Market structure: Options flow around MAR (Marriott, MAR) shows cheap, short-dated yield harvesting — May 15 $340 put yields $14.30 (breakeven $325.70) and $360 covered call yields $17.90 on $353.54. This benefits income/option sellers and long-ownership-oriented buyers; it hurts momentum/long-only players who fear being called away or assigned. The modest IV (31–32%) vs realized ~30% implies limited volatility risk priced in near-term, so supply of option premium is meeting demand for income, not directional hedging. Risk assessment: Tail risks include a macro slowdown or travel demand shock (e.g., recession, geopolitical travel bans) that could push MAR >12–15% below current levels within 3–6 months; hotel operating leverage could then amplify EPS downside. Immediate (days) risk is assignment into a position; short-term (weeks/months) risk is IV spikes around macro or earnings events; long-term (quarters/years) hinges on global leisure/business travel normalization. Hidden dependency: room-rate elasticity and corporate travel recovery — a stall in corporate demand would compress margins faster than headline RevPAR suggests. Trade implications: Direct plays — cash-secured May 15 $340 put (sell-to-open) if willing to own at $325.70; position size 1–3% portfolio. Covered-call buy-and-write (buy MAR, sell May15 $360) for a capped 6.9% return to May 15 or 20% annualized carry. If downside protection is required, use a put vertical: sell May15 $340 / buy May15 $320 to cap assignment risk while collecting net credit.
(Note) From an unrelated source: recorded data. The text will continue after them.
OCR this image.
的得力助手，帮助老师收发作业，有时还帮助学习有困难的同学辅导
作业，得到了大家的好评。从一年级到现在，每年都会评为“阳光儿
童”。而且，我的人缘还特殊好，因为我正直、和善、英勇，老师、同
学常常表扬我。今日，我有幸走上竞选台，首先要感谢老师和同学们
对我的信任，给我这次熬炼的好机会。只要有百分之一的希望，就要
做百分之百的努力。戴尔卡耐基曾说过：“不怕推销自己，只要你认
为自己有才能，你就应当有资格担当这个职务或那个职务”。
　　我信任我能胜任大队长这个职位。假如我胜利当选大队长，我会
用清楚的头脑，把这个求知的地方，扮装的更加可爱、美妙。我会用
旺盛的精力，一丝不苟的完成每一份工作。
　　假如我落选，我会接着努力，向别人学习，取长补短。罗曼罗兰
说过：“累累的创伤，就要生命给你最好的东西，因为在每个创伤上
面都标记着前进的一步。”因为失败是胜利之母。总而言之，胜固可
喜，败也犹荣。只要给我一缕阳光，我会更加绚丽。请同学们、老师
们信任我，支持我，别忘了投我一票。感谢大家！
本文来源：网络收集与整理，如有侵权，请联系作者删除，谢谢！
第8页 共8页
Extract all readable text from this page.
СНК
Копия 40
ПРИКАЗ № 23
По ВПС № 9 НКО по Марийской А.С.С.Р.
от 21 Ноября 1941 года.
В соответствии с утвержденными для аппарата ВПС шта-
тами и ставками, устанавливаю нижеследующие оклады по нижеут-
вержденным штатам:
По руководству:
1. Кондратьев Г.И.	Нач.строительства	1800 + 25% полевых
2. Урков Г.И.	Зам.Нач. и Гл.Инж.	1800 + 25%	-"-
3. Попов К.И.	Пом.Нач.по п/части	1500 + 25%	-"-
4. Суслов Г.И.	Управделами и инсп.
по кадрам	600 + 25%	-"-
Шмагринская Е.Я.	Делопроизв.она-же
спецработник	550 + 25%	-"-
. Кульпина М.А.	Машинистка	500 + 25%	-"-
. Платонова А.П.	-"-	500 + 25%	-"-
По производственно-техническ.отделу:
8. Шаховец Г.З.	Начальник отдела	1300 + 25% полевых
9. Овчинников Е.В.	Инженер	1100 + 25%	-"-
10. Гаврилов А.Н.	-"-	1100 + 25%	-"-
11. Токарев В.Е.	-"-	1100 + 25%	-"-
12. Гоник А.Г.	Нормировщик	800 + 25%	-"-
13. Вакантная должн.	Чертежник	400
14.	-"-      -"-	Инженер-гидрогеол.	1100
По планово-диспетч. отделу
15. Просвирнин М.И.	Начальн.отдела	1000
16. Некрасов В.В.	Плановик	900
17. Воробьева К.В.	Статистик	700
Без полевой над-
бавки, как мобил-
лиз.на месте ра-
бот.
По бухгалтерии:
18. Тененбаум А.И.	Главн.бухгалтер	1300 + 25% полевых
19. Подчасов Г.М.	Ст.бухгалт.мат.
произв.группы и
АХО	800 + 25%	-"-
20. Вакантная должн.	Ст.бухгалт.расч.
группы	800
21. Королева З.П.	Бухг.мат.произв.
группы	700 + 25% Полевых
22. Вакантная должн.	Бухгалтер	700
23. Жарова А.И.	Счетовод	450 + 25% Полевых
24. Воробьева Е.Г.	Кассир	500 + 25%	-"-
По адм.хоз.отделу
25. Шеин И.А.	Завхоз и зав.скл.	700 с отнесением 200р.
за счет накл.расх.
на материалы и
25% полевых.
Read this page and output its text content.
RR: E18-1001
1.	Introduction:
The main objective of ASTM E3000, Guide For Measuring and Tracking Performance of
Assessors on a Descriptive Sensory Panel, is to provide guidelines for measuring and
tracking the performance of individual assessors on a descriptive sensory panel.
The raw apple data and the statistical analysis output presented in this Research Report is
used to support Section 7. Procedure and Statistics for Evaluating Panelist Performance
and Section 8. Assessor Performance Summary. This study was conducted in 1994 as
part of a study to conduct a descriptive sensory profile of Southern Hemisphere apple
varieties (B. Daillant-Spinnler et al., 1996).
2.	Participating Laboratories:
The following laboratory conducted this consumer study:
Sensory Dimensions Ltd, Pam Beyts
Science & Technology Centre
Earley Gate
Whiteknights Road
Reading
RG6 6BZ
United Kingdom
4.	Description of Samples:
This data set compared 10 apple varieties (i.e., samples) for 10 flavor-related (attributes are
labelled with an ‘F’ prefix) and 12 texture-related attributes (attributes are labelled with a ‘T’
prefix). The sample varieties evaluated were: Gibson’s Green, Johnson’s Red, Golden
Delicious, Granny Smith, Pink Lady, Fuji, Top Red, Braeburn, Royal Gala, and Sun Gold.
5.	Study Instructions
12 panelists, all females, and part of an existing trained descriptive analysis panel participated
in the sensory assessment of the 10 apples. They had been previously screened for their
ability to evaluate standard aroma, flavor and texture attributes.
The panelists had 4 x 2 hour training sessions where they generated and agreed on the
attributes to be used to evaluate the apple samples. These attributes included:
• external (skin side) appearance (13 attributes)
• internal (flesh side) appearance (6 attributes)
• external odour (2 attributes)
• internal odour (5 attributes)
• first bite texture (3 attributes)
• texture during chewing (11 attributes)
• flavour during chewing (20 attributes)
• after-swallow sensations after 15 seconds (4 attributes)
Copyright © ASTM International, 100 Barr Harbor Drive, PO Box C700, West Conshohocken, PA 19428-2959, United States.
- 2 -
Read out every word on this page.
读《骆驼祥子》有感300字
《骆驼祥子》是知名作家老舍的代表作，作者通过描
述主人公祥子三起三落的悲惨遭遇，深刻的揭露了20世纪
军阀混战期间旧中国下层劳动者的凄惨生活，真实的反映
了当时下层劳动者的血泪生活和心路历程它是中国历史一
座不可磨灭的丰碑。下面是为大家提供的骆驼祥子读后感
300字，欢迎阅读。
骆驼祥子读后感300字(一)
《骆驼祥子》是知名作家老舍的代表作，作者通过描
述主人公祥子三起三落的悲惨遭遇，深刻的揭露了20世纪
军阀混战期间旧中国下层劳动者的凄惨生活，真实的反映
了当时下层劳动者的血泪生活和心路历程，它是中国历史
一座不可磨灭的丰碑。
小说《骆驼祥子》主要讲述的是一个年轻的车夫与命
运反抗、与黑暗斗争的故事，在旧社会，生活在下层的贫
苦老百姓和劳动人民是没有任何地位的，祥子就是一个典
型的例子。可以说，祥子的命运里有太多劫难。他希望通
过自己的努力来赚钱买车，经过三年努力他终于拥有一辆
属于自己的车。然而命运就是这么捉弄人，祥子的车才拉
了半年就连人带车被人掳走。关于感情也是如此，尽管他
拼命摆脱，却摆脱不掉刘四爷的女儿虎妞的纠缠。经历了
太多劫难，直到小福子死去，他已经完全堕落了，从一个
Consider pair trade long MAR vs short HLT (Hilton) 1:1 for 3–6 months to isolate company execution vs sector cyclicality. Contrarian angles: Consensus treats MAR as a safe reopening play; missing is skew risk — skew is shallow so downside tail is under-hedged and a 10% drop would inflict assignment losses to income sellers. The covered-call yield (5.06%, 20% annualized) understates opportunity cost if a multi-quarter demand reacceleration occurs; owning outright captures asymmetric upside. Historical parallel: post-reopen 2021–22 rallies saw rapid mean reversion when demand normalized — if that repeats, short-term option sellers may be squeezed. Act with position sizing and defined protection.